Two Utah men are accused of trying to illegally export surplus pieces of F-14 fighter jets, a plane that is flown only in Iran.

Abraham Trujillo, 61, and David Waye, 22, both of Ogden, are alleged to have tried exporting the parts to Canada, but the charges don't specify how they supposedly got the parts and don't list all buyers.

Federal agents placed online orders, then intercepted the goods before they made it out of the country, the charges said.

Trujillo and Waye were charged Friday with three counts each of attempting to export a defense article without a license. Telephone listings could not be found for the men.

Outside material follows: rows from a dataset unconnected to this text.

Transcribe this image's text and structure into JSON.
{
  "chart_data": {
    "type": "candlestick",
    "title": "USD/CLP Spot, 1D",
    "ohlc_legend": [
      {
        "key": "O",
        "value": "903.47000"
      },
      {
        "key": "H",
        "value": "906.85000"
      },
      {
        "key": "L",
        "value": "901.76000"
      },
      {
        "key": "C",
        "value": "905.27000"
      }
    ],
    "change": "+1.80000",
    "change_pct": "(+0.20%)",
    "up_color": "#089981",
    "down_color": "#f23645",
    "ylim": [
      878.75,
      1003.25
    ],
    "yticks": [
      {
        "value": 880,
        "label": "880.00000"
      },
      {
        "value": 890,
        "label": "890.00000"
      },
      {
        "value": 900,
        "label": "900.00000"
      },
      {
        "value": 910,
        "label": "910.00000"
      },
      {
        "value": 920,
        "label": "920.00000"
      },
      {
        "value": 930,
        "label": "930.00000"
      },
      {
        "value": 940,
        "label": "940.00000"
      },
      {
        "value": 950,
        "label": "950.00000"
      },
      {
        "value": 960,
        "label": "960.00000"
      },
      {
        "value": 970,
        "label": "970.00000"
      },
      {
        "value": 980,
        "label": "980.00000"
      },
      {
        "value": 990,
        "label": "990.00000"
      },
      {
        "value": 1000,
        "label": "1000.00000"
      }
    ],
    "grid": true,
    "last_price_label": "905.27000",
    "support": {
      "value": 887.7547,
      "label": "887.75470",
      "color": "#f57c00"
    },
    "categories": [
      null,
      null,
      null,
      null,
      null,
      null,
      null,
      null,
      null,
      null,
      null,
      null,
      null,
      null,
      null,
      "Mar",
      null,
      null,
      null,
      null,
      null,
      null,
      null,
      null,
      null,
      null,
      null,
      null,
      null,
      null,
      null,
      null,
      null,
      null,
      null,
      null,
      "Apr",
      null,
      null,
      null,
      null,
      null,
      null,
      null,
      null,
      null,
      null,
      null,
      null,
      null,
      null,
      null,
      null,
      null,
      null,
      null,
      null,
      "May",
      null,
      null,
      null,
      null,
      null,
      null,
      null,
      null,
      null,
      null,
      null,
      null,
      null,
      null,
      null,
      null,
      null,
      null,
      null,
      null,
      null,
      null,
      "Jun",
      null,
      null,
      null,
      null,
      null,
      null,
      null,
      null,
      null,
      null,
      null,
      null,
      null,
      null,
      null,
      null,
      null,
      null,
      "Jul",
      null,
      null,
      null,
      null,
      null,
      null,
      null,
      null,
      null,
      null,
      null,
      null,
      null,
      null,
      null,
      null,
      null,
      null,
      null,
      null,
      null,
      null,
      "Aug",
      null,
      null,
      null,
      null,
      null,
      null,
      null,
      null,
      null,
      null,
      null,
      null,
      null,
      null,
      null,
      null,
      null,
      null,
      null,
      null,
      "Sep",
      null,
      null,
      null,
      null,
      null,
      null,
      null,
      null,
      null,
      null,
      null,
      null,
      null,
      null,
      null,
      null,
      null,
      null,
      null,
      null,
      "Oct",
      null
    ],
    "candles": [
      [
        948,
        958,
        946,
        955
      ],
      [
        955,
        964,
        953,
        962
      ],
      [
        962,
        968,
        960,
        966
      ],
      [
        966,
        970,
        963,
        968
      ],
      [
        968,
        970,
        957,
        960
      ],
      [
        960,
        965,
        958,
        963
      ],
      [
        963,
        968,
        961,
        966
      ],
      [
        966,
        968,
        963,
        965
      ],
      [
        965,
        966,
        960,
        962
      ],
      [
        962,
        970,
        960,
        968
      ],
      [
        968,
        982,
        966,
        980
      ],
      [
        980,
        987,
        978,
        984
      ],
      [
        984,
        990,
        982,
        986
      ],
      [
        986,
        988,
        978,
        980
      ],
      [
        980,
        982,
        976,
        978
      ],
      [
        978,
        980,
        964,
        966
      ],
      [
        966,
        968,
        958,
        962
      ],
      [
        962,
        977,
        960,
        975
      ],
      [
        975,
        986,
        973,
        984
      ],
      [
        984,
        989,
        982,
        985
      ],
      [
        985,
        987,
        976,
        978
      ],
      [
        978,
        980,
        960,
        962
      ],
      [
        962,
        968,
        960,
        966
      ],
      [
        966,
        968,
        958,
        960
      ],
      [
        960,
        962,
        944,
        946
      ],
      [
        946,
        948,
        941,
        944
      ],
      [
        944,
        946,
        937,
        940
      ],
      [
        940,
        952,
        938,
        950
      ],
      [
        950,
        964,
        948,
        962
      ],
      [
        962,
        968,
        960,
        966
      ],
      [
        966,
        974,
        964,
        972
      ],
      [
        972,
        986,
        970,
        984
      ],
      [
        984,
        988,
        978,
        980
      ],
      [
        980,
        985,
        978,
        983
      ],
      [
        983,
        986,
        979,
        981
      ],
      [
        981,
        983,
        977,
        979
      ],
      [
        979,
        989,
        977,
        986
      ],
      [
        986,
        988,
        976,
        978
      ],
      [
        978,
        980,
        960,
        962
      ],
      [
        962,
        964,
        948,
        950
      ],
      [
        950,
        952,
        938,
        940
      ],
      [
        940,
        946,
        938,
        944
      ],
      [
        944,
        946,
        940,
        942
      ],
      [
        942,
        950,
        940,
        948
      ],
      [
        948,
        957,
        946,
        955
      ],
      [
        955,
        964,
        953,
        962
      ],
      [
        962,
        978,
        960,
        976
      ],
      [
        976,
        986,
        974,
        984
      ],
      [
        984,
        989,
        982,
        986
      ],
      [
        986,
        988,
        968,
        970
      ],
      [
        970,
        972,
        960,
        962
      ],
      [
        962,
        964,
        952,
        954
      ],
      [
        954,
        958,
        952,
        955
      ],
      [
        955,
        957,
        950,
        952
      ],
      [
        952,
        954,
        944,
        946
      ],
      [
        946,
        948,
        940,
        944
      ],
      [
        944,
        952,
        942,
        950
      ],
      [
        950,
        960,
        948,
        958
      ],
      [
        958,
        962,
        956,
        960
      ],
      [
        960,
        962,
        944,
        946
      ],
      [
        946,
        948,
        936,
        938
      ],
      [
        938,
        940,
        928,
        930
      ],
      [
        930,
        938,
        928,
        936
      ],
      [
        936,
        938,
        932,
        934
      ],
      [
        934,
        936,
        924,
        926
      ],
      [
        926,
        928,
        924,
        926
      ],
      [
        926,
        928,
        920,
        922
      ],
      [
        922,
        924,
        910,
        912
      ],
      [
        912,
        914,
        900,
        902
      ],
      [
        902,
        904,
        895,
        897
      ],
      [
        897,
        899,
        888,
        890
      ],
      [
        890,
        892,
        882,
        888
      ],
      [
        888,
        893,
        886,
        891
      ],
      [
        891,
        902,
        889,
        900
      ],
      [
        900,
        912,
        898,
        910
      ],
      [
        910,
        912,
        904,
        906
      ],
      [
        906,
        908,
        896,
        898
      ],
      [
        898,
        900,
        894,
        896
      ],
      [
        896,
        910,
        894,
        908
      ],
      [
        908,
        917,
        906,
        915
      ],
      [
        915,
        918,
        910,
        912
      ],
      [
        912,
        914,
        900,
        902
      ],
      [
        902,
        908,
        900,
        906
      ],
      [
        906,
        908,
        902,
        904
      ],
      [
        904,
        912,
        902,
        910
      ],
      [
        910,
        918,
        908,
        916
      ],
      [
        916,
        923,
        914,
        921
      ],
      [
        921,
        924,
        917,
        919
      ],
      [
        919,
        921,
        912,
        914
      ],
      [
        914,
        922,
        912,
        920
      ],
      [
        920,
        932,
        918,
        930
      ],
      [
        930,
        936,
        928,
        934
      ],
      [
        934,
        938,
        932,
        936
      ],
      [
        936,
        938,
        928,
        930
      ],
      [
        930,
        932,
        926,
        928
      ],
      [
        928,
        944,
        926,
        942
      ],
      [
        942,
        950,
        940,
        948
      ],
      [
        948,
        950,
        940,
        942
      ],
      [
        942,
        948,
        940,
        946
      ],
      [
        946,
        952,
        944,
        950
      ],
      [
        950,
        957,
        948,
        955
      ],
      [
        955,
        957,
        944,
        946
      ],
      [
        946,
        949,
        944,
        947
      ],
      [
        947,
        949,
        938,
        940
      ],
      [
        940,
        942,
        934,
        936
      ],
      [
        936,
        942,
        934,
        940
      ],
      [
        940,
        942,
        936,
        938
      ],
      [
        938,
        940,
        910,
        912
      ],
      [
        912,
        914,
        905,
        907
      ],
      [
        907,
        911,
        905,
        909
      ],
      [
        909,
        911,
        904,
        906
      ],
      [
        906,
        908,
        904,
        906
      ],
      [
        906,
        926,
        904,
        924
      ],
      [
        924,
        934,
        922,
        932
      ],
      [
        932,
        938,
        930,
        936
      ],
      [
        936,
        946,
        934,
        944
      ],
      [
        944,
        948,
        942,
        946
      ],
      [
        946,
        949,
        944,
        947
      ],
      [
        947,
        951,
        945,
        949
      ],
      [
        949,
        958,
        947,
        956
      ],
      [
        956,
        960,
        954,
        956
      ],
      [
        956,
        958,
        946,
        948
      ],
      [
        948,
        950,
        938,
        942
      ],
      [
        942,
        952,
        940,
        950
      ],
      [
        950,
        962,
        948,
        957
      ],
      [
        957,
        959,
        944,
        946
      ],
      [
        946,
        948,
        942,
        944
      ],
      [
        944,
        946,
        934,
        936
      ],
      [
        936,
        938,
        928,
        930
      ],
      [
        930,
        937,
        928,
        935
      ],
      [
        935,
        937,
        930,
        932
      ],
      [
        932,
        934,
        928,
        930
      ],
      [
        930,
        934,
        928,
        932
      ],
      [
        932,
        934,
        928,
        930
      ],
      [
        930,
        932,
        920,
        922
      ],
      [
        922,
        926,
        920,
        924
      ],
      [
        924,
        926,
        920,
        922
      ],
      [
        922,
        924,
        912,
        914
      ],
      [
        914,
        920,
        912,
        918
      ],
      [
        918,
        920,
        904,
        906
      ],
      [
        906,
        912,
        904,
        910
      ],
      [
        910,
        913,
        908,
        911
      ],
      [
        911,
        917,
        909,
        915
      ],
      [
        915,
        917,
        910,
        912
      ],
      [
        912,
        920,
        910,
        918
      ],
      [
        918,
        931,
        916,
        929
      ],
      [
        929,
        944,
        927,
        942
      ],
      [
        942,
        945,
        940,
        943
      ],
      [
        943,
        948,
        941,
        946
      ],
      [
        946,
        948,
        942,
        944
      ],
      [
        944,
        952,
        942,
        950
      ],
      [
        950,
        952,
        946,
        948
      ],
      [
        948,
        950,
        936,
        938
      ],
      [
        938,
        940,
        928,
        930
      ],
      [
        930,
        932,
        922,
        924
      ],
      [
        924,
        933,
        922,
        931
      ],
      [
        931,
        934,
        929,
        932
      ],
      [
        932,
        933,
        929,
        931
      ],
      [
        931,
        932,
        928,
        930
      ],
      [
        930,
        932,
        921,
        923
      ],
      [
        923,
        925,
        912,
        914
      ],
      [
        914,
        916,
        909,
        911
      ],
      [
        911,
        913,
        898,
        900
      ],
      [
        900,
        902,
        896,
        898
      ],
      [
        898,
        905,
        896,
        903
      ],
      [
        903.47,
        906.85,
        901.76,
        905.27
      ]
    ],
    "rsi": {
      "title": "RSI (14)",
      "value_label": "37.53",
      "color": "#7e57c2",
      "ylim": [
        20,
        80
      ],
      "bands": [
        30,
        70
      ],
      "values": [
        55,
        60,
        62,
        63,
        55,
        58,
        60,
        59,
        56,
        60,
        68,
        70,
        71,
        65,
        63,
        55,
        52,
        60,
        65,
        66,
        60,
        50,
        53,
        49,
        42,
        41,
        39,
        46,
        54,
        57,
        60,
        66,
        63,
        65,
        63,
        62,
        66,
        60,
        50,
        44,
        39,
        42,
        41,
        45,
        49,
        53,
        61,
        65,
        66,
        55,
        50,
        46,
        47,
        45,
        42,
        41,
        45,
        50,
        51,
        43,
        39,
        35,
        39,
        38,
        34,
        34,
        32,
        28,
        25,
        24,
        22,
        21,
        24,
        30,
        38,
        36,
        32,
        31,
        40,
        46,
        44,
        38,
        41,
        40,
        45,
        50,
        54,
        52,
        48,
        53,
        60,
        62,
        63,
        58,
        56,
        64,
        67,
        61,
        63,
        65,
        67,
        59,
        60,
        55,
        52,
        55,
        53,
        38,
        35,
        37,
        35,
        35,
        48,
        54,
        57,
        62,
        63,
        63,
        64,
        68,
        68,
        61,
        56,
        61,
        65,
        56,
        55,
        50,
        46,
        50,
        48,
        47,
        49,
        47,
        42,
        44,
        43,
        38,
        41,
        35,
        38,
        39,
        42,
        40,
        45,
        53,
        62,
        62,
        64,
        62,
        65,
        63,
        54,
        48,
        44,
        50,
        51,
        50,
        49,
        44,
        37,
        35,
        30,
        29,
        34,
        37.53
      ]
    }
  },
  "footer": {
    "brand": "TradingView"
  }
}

Iran, trying to maintain its F-14s, is aggressively seeking components from the retired U.S. Tomcat fleet. Members of Congress have expressed concerns about the Department of Defense selling surplus F-14 parts because they're worried they could wind up in Iranian aircraft.

The U.S. sold the F-14 to Iran in the 1970s when it was under the rule of the Western-friendly shah. In 1979, the shah was deposed, and the U.S. eventually banned the sale of military equipment to Iran.

The U.S. attorney's office says federal immigration agents discovered a Web site with listings of F-14 parts offered by Trujillo and his Ogden business, NSN Specialists. Over several months in 2006 and 2007, agents bought cable assemblies and other F-14 and F-4 jet items from Trujillo.

The men will receive a summons to appear before a federal magistrate. Penalties can carry 10 years in prison and a $1 million fine per count.